Dans « L’Île des Pingouins », roman paru en 1908, Anatole France glose sur la guerre, comme un Clausewitz voltairien et plein de witz. Rappelons en deux mots le sujet de cette fiction à la fois historique et parabolique : un saint à demi-aveugle découvre des pingouins dans une île, les prend pour des êtres humains et les baptise « pour leur enseigner la loi divine ». Ce baptême les humanise, comprenez qu’il les rend acrimonieux et belliqueux.
Quelques siècles plus tard, dans les temps modernes de l’histoire pingouine, le peuple des Pingouins entend faire la guerre, encore une fois, à son ennemi héréditaire, le peuple des Marsouins (« Qui dit voisins dit ennemis »). Ce qui inspire à Anatole France, ironiste et stratège, cette profonde réflexion sur l’équilibre des forces militaires dans le monde.
Réflexion qui ne parle que trop à notre planète en proie au réarmement universel, à l’affolement des politiques de défense et où se multiplient les théâtres d’opérations. Citation.

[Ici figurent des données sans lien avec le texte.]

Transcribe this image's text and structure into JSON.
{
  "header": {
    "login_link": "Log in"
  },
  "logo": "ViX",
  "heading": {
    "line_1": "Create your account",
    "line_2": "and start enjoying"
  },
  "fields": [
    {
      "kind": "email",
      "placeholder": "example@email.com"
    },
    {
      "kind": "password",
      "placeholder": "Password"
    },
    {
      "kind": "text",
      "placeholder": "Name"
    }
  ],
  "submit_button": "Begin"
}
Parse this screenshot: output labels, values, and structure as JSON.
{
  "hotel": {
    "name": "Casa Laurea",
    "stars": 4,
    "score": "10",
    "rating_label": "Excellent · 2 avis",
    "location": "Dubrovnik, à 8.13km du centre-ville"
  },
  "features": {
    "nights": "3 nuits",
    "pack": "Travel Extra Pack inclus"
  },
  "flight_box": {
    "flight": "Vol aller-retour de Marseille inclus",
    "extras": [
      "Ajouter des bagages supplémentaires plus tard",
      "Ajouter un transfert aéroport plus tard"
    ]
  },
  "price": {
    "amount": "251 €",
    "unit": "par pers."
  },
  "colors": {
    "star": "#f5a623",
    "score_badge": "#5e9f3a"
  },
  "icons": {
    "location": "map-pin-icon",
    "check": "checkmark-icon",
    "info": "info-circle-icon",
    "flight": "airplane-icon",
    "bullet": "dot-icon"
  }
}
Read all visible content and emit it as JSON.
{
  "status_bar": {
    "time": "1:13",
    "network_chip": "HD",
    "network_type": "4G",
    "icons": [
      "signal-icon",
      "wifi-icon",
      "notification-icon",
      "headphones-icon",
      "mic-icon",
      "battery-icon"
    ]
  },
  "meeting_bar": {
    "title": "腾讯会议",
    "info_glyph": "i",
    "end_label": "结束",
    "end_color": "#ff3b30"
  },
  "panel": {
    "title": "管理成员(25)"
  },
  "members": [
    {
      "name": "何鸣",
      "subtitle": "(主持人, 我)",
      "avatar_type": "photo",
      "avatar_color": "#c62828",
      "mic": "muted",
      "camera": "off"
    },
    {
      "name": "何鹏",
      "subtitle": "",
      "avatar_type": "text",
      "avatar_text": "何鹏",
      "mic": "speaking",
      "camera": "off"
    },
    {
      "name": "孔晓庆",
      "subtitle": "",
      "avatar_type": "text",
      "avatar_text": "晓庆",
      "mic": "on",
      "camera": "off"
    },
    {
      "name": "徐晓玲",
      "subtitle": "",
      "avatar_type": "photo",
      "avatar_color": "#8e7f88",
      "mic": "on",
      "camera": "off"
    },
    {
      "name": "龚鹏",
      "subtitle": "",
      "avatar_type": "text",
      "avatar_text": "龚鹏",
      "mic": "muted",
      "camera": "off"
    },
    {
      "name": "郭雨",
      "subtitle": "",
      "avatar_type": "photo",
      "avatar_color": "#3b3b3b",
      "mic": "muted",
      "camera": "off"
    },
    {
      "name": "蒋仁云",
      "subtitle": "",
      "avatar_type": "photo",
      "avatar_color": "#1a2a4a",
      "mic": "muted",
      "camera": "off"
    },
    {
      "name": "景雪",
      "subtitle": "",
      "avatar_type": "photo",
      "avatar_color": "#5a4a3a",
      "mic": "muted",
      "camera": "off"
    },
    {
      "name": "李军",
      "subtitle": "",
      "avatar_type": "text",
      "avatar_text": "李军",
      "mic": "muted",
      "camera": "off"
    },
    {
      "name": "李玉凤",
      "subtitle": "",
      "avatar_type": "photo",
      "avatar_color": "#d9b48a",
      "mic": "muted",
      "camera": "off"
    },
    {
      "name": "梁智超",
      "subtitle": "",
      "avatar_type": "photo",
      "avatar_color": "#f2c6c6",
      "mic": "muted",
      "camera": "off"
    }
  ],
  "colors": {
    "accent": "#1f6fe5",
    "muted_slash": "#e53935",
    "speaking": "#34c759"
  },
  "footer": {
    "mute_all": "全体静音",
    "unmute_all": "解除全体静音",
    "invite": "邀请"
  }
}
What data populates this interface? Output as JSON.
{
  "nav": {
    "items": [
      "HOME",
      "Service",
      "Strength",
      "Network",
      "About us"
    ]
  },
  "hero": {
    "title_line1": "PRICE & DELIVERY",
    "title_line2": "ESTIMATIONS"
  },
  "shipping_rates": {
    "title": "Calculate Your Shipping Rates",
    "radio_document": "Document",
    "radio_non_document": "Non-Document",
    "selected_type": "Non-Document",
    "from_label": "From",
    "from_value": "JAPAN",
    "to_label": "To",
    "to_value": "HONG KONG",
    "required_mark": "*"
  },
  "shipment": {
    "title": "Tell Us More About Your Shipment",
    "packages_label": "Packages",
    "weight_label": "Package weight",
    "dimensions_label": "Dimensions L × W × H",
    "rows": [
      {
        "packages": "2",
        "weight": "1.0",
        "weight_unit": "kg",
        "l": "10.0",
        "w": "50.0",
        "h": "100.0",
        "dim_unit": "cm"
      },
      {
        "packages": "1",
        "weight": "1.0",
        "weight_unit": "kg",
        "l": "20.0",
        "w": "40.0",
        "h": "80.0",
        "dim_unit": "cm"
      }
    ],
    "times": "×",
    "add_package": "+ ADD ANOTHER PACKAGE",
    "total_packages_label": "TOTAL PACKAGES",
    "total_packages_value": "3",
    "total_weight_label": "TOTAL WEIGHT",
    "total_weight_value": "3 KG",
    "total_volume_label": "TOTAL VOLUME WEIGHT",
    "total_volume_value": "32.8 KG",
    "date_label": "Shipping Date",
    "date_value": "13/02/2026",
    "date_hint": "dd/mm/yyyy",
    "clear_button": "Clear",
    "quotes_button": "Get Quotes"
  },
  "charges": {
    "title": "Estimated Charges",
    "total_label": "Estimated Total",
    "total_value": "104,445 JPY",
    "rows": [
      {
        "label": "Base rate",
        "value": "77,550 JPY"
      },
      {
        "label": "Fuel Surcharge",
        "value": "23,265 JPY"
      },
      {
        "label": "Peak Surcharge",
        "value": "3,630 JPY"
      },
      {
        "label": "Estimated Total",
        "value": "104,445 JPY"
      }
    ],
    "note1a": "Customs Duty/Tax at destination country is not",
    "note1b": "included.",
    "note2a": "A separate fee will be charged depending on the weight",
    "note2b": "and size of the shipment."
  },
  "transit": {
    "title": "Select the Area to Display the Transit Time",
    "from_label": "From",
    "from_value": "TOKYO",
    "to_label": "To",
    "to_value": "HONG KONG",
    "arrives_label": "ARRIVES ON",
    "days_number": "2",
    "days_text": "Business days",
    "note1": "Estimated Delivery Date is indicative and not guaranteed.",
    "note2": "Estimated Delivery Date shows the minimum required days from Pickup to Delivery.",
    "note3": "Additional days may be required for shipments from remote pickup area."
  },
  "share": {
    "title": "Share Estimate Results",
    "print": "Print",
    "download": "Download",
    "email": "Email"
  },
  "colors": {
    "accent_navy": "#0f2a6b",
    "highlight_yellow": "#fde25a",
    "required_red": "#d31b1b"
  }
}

« Les Pingouins avaient la première armée du monde. Les Marsouins aussi. Et il en était de même des autres peuples de l’Europe. Ce qui ne saurait surprendre pour peu qu’on y réfléchisse. Car toutes les armées sont les premières du monde. La seconde armée du monde, s’il pouvait en exister une, se trouverait dans un état d’infériorité notoire ; elle serait assurée d’être battue. Il faudrait la licencier tout de suite. Aussi toutes les armées sont-elles les premières du monde. C’est ce que comprit, en France, l’illustre colonel Marchand quand, interrogé par des journalistes sur la guerre russo-japonaise [1904 -1905] avant le passage du [fleuve] Yalou, il n’hésita pas à qualifier l’armée russe de première du monde ainsi que l’armée japonaise. Et il est à remarquer que, pour avoir essuyé les plus effroyables revers, une armée ne déchoit pas de son rang de première du monde. Car, si les peuples rapportent leurs victoires à l’intelligence des généraux et au courage des soldats, ils attribuent toujours leurs défaites à une inexplicable fatalité. »
◗ « L’Île de Pingouins », livre V, chapitre IV.